That difficulty is evidence of how deeply engrained a categorical framework is
in one’s consciousness. That’s not bad, in my judgment. That is the nature of
philosophy. But one should not avoid that trouble of communicating on theories
of art or knowledge or dogma or historiography by playing down one’s philosophy
as merely an (important) “tool”. No more than one should solve the problem by
becoming a scholastic ideologue. Or be a candle-holder looking on by observing
that philosophies are societally and historically conditioned and you,
particular individual, have a particular societal history. Of course, but once
one has come of age philosophically he or she stands with his or her
philosophical conception as a working categorical embodiment of the truth, so
help you God, or Reason or Utility. That’s why the clash between philosophers
is bound to be as passionate as a vow - Peirce saw that correctly.
When
one believes philosophy acts like a schooled memory, one will be less ready to
try to turn it in for a new model to cut one’s conceptual grass.
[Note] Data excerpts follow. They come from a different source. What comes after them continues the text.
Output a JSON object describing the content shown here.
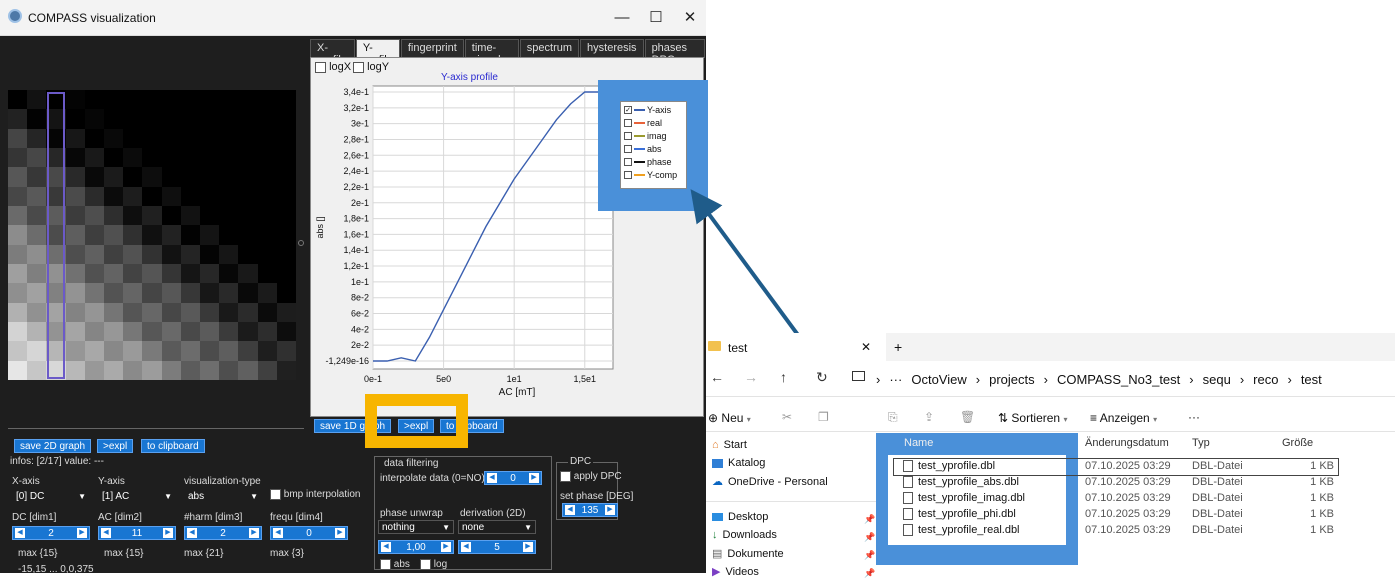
{
  "window": {
    "title": "COMPASS visualization",
    "minimize": "—",
    "maximize": "☐",
    "close": "✕"
  },
  "tabs": [
    "X-profile",
    "Y-profile",
    "fingerprint",
    "time-signal",
    "spectrum",
    "hysteresis",
    "phases DPC"
  ],
  "plot_options": {
    "logx": "logX",
    "logy": "logY"
  },
  "chart_data": {
    "type": "line",
    "title": "Y-axis profile",
    "xlabel": "AC [mT]",
    "ylabel": "abs []",
    "x_ticks": [
      "0e-1",
      "5e0",
      "1e1",
      "1,5e1"
    ],
    "y_ticks": [
      "3,4e-1",
      "3,2e-1",
      "3e-1",
      "2,8e-1",
      "2,6e-1",
      "2,4e-1",
      "2,2e-1",
      "2e-1",
      "1,8e-1",
      "1,6e-1",
      "1,4e-1",
      "1,2e-1",
      "1e-1",
      "8e-2",
      "6e-2",
      "4e-2",
      "2e-2",
      "-1,249e-16"
    ],
    "xlim": [
      0,
      17
    ],
    "ylim": [
      0,
      0.34
    ],
    "legend_position": "top-right",
    "legend": [
      {
        "name": "Y-axis",
        "color": "#3a5fb0",
        "checked": true
      },
      {
        "name": "real",
        "color": "#e8623a",
        "checked": false
      },
      {
        "name": "imag",
        "color": "#9a9a2e",
        "checked": false
      },
      {
        "name": "abs",
        "color": "#3a6fd8",
        "checked": false
      },
      {
        "name": "phase",
        "color": "#111111",
        "checked": false
      },
      {
        "name": "Y-comp",
        "color": "#f0a020",
        "checked": false
      }
    ],
    "series": [
      {
        "name": "Y-axis",
        "x": [
          0,
          1,
          2,
          3,
          4,
          5,
          6,
          7,
          8,
          9,
          10,
          11,
          12,
          13,
          14,
          15,
          16,
          17
        ],
        "y": [
          0.0,
          0.0,
          0.004,
          0.0,
          0.03,
          0.065,
          0.1,
          0.135,
          0.17,
          0.2,
          0.23,
          0.255,
          0.28,
          0.305,
          0.325,
          0.345,
          0.36,
          0.375
        ]
      }
    ]
  },
  "left_buttons": {
    "save": "save 2D graph",
    "expl": ">expl",
    "clipboard": "to clipboard"
  },
  "right_buttons": {
    "save": "save 1D graph",
    "expl": ">expl",
    "clipboard": "to clipboard"
  },
  "info": "infos: [2/17] value: ---",
  "controls": {
    "xaxis_label": "X-axis",
    "xaxis_value": "[0] DC",
    "yaxis_label": "Y-axis",
    "yaxis_value": "[1] AC",
    "vistype_label": "visualization-type",
    "vistype_value": "abs",
    "bmp": "bmp interpolation",
    "dim1_label": "DC [dim1]",
    "dim1_value": "2",
    "dim2_label": "AC [dim2]",
    "dim2_value": "11",
    "dim3_label": "#harm [dim3]",
    "dim3_value": "2",
    "dim4_label": "frequ [dim4]",
    "dim4_value": "0",
    "max1": "max {15}",
    "max2": "max {15}",
    "max3": "max {21}",
    "max4": "max {3}",
    "bottom_text": "-15,15 ... 0,0,375"
  },
  "filtering": {
    "title": "data filtering",
    "interp_label": "interpolate data (0=NO)",
    "interp_value": "0",
    "unwrap_label": "phase unwrap",
    "unwrap_value": "nothing",
    "deriv_label": "derivation (2D)",
    "deriv_value": "none",
    "spin1": "1,00",
    "spin2": "5",
    "abs": "abs",
    "log": "log"
  },
  "dpc": {
    "title": "DPC",
    "apply": "apply DPC",
    "phase_label": "set phase [DEG]",
    "phase_value": "135"
  },
  "explorer": {
    "tab_title": "test",
    "tab_close": "✕",
    "tab_add": "+",
    "breadcrumb": [
      "OctoView",
      "projects",
      "COMPASS_No3_test",
      "sequ",
      "reco",
      "test"
    ],
    "toolbar": {
      "new": "Neu",
      "sort": "Sortieren",
      "view": "Anzeigen",
      "more": "···"
    },
    "sidebar": [
      "Start",
      "Katalog",
      "OneDrive - Personal",
      "Desktop",
      "Downloads",
      "Dokumente",
      "Videos"
    ],
    "columns": {
      "name": "Name",
      "date": "Änderungsdatum",
      "type": "Typ",
      "size": "Größe"
    },
    "files": [
      {
        "name": "test_yprofile.dbl",
        "date": "07.10.2025 03:29",
        "type": "DBL-Datei",
        "size": "1 KB"
      },
      {
        "name": "test_yprofile_abs.dbl",
        "date": "07.10.2025 03:29",
        "type": "DBL-Datei",
        "size": "1 KB"
      },
      {
        "name": "test_yprofile_imag.dbl",
        "date": "07.10.2025 03:29",
        "type": "DBL-Datei",
        "size": "1 KB"
      },
      {
        "name": "test_yprofile_phi.dbl",
        "date": "07.10.2025 03:29",
        "type": "DBL-Datei",
        "size": "1 KB"
      },
      {
        "name": "test_yprofile_real.dbl",
        "date": "07.10.2025 03:29",
        "type": "DBL-Datei",
        "size": "1 KB"
      }
    ]
  },
  "colors": {
    "highlight_blue": "#4a90d9",
    "highlight_yellow": "#f7b500",
    "arrow": "#1f5c8a"
  }
}
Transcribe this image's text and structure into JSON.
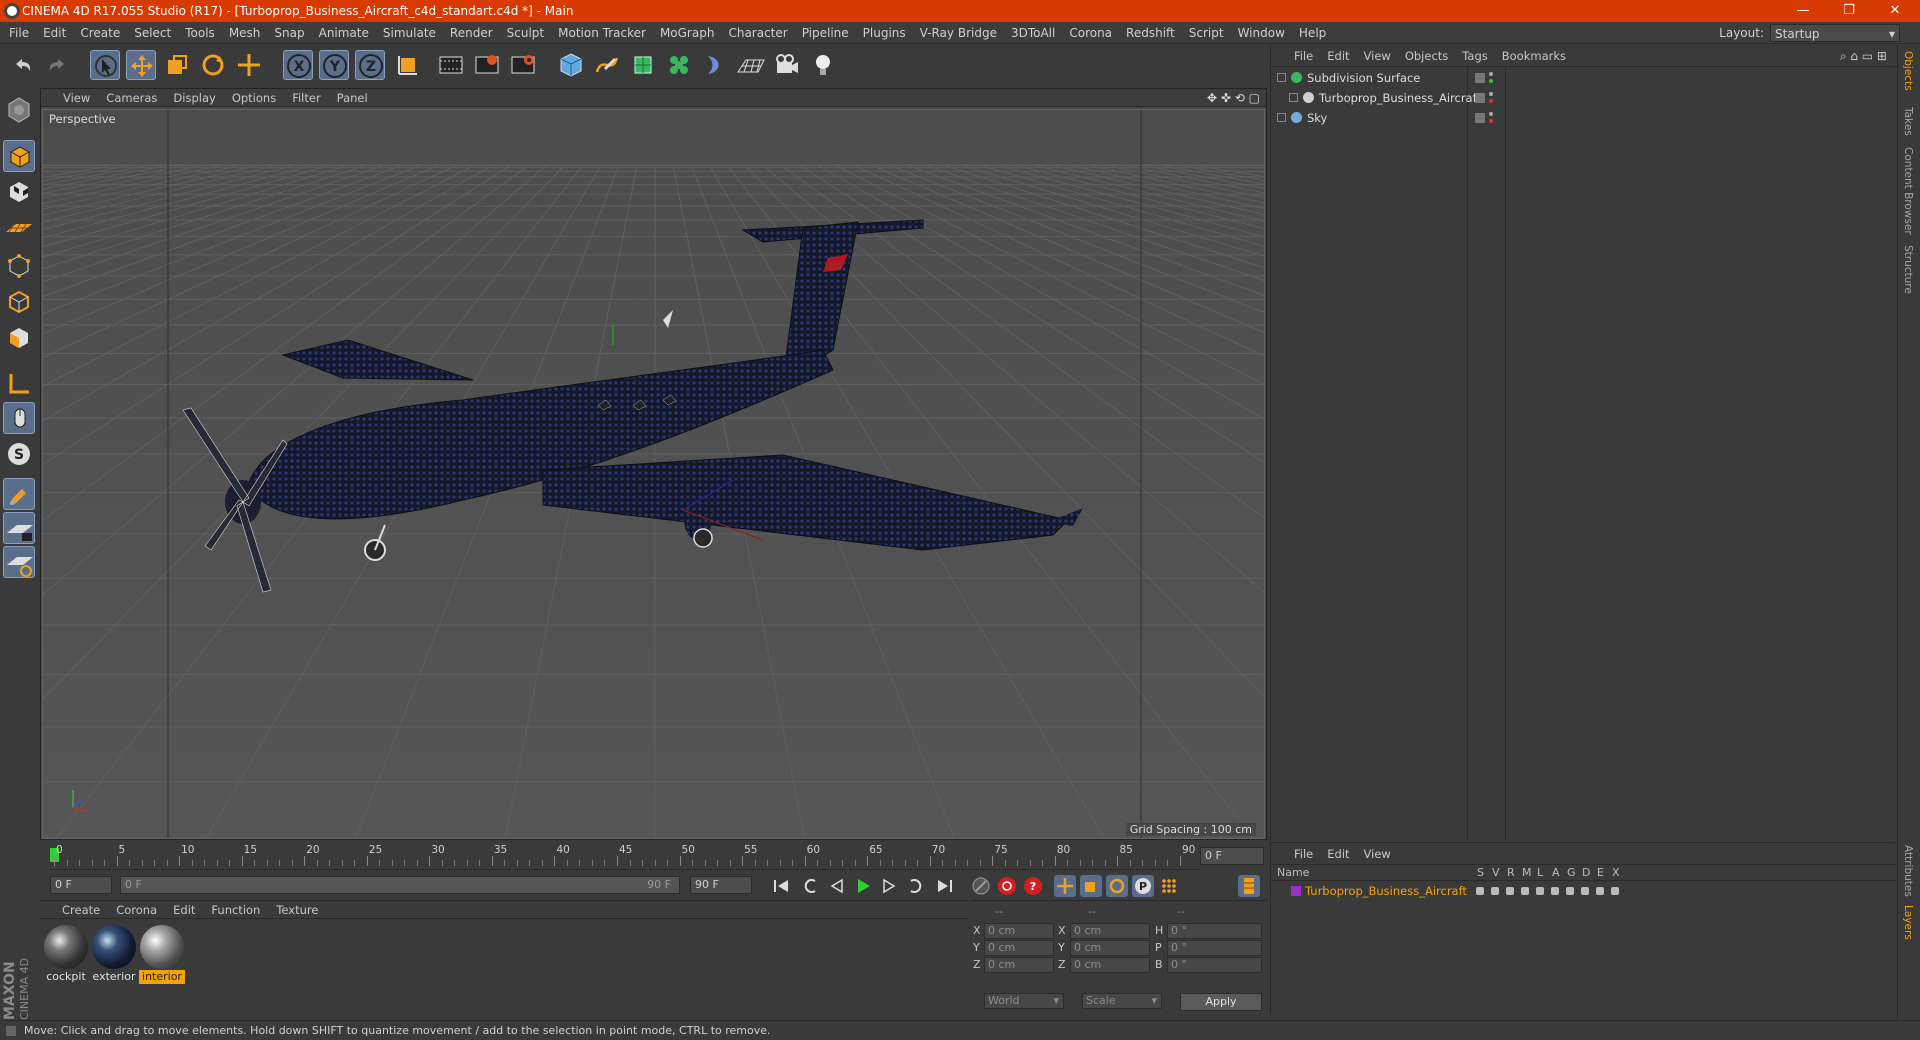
{
  "window": {
    "title": "CINEMA 4D R17.055 Studio (R17) - [Turboprop_Business_Aircraft_c4d_standart.c4d *] - Main",
    "minimize": "—",
    "maximize": "❐",
    "close": "✕"
  },
  "menubar": {
    "items": [
      "File",
      "Edit",
      "Create",
      "Select",
      "Tools",
      "Mesh",
      "Snap",
      "Animate",
      "Simulate",
      "Render",
      "Sculpt",
      "Motion Tracker",
      "MoGraph",
      "Character",
      "Pipeline",
      "Plugins",
      "V-Ray Bridge",
      "3DToAll",
      "Corona",
      "Redshift",
      "Script",
      "Window",
      "Help"
    ],
    "layout_label": "Layout:",
    "layout_value": "Startup"
  },
  "toolbar": {
    "axis_x": "X",
    "axis_y": "Y",
    "axis_z": "Z",
    "icons": [
      "undo-icon",
      "redo-icon",
      "select-arrow-icon",
      "move-icon",
      "scale-icon",
      "rotate-icon",
      "live-move-icon",
      "x-axis-icon",
      "y-axis-icon",
      "z-axis-icon",
      "coordinate-system-icon",
      "render-view-icon",
      "render-picture-viewer-icon",
      "edit-render-settings-icon",
      "cube-icon",
      "pen-spline-icon",
      "subdivision-icon",
      "cloner-icon",
      "deformer-icon",
      "floor-icon",
      "camera-icon",
      "light-icon"
    ]
  },
  "viewport": {
    "menu": [
      "View",
      "Cameras",
      "Display",
      "Options",
      "Filter",
      "Panel"
    ],
    "camera_label": "Perspective",
    "grid_spacing": "Grid Spacing : 100 cm"
  },
  "timeline": {
    "ticks": [
      "0",
      "5",
      "10",
      "15",
      "20",
      "25",
      "30",
      "35",
      "40",
      "45",
      "50",
      "55",
      "60",
      "65",
      "70",
      "75",
      "80",
      "85",
      "90"
    ],
    "current_frame_field": "0 F",
    "start_field": "0 F",
    "range_start": "0 F",
    "range_end": "90 F",
    "end_field": "90 F"
  },
  "materials": {
    "menu": [
      "Create",
      "Corona",
      "Edit",
      "Function",
      "Texture"
    ],
    "items": [
      {
        "name": "cockpit",
        "selected": false
      },
      {
        "name": "exterior",
        "selected": false
      },
      {
        "name": "interior",
        "selected": true
      }
    ]
  },
  "maxon": {
    "line1": "MAXON",
    "line2": "CINEMA 4D"
  },
  "coords": {
    "headers": [
      "--",
      "--",
      "--"
    ],
    "rows": [
      {
        "l1": "X",
        "v1": "0 cm",
        "l2": "X",
        "v2": "0 cm",
        "l3": "H",
        "v3": "0 °"
      },
      {
        "l1": "Y",
        "v1": "0 cm",
        "l2": "Y",
        "v2": "0 cm",
        "l3": "P",
        "v3": "0 °"
      },
      {
        "l1": "Z",
        "v1": "0 cm",
        "l2": "Z",
        "v2": "0 cm",
        "l3": "B",
        "v3": "0 °"
      }
    ],
    "mode": "World",
    "type": "Scale",
    "apply": "Apply"
  },
  "objects": {
    "menu": [
      "File",
      "Edit",
      "View",
      "Objects",
      "Tags",
      "Bookmarks"
    ],
    "tree": [
      {
        "name": "Subdivision Surface",
        "indent": 0,
        "icon": "subdivision-icon"
      },
      {
        "name": "Turboprop_Business_Aircraft",
        "indent": 1,
        "icon": "null-object-icon"
      },
      {
        "name": "Sky",
        "indent": 0,
        "icon": "sky-icon"
      }
    ]
  },
  "layers": {
    "menu": [
      "File",
      "Edit",
      "View"
    ],
    "header_name": "Name",
    "columns": [
      "S",
      "V",
      "R",
      "M",
      "L",
      "A",
      "G",
      "D",
      "E",
      "X"
    ],
    "rows": [
      {
        "name": "Turboprop_Business_Aircraft",
        "color": "#9b30c8"
      }
    ]
  },
  "sidetabs": {
    "top": [
      "Objects",
      "Takes",
      "Content Browser",
      "Structure"
    ],
    "bottom": [
      "Attributes",
      "Layers"
    ]
  },
  "status": "Move: Click and drag to move elements. Hold down SHIFT to quantize movement / add to the selection in point mode, CTRL to remove.",
  "colors": {
    "accent": "#f4a20b",
    "titlebar": "#d83b01",
    "highlight": "#5a6e8c"
  }
}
Teachers and
students of philosophy of different fields will be extremely wary of the
traditional philosophies of men come down to us from unbiblical sources, as
living options today. And Christians will be more thankful for the categorical
framework formed in the generation of Vollenhoven and Dooyeweerd, Zuidema,
Mekkes, K.J. Popma, van Riessen and sundry other saints. A reformation in cultural
direction did happen historically once upon a time; Luther and Calvin were not
just reformist. The same is true in philosophy, it seems to me: the neck of
“reason” was radically broken, at heart, in the philosophy of the cosmonomic
idea. Its categorical framework is biblically directed, humbled enough to be
rich in philosophical blessing, breathing a Reformed christian tradition that
is still too little known in scholarly circles.
We
can keep this schooled memory a diaconal ministry best by continuing reform of
its Neo-idealist, phenomenological setting, and by giving away, in translation,
its wisdom to our neighbour, recalling its key insights for giving conceptual direction
that honours the Lord in issues of our day.